We have been here before, in the late 1960s. While the reasons have differed in each cycle, the Fed has systematically failed to engineer soft-landings in the post-war period. Policy has moved too little, too late. On some occasions, the cycle has been brought to an end because of rising inflation. On others because of financial excess. Repeatedly, the brakes have been applied hard and fast, late in the cycle, long after economic imbalances have emerged.
Once again, the Fed is underestimating the danger of an overheating economy. A tightening of financial conditions is necessary to slow the economy. That the Fed appears to be blinking (hesitating to tighten further) is telling.

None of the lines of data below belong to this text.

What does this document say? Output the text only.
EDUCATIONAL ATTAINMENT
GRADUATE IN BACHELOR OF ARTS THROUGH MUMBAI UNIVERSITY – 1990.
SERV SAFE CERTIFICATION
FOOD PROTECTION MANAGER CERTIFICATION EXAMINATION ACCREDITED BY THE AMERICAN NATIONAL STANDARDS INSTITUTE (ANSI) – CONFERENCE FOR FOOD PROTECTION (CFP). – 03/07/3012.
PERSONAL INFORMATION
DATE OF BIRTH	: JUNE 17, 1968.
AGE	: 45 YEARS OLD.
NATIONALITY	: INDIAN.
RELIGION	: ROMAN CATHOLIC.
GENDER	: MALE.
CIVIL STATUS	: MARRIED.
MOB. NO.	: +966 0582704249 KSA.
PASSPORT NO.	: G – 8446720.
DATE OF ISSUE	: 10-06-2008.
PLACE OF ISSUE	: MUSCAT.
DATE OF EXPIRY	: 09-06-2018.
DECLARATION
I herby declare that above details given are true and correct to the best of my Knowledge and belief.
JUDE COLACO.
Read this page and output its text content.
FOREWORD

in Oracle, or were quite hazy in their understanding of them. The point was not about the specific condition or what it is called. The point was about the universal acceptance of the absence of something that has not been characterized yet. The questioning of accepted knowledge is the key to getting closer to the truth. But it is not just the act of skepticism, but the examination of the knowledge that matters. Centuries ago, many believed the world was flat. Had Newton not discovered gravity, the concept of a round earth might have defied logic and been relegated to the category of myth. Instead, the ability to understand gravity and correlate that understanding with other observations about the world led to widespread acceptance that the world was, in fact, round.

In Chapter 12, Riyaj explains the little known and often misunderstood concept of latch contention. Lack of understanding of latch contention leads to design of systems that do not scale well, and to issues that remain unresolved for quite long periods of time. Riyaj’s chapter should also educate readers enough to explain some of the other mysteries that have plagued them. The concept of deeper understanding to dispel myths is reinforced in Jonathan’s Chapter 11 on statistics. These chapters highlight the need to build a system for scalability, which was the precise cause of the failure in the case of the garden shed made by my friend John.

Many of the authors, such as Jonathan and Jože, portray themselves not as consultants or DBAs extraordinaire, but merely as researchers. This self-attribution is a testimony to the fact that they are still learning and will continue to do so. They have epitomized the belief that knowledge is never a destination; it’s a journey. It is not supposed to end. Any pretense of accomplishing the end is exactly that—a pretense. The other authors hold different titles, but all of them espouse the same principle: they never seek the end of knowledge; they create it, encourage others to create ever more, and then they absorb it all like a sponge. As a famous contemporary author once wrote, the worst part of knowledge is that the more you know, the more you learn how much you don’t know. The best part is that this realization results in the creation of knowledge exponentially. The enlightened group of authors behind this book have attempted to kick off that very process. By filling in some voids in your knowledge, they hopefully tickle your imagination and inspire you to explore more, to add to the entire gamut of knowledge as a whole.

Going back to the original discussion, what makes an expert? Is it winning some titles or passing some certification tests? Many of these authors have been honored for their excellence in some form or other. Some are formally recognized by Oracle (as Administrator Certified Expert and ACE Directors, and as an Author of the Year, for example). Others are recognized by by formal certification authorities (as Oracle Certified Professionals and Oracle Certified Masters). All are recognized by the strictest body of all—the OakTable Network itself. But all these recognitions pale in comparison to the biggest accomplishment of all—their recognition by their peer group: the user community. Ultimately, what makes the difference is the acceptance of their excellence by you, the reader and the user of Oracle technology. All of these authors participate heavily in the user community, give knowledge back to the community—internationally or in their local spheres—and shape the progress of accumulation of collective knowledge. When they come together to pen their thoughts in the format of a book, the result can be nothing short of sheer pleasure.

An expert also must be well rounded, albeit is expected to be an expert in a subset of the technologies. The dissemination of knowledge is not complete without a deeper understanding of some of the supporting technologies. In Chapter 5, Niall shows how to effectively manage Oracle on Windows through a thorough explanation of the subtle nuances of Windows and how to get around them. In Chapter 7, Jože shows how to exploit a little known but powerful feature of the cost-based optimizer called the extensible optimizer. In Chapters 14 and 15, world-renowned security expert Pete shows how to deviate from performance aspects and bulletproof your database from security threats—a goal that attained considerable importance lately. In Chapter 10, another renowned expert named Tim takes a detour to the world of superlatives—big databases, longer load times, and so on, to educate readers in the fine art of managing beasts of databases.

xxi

It once again reiterates central bankers’ overwhelming fear of the deflationary ditch and the asymmetry at the heart of monetary policy.
This matters because Fed guidance about inflation and the path of interest rates anchors financial markets. Little wonder then that investors attach little weight to the possibility of even a limited burst of above-target inflation. Yet, we have an openly protectionist US president. Leading an administration now devoid of its moderate, globalist faction. An administration that is loosening the fiscal reins at a time of still supportive monetary policy and sub-4% unemployment.
Pricing in bond markets suggests a remarkable degree of confidence in the ability of the Fed to steer the economy to safe harbour.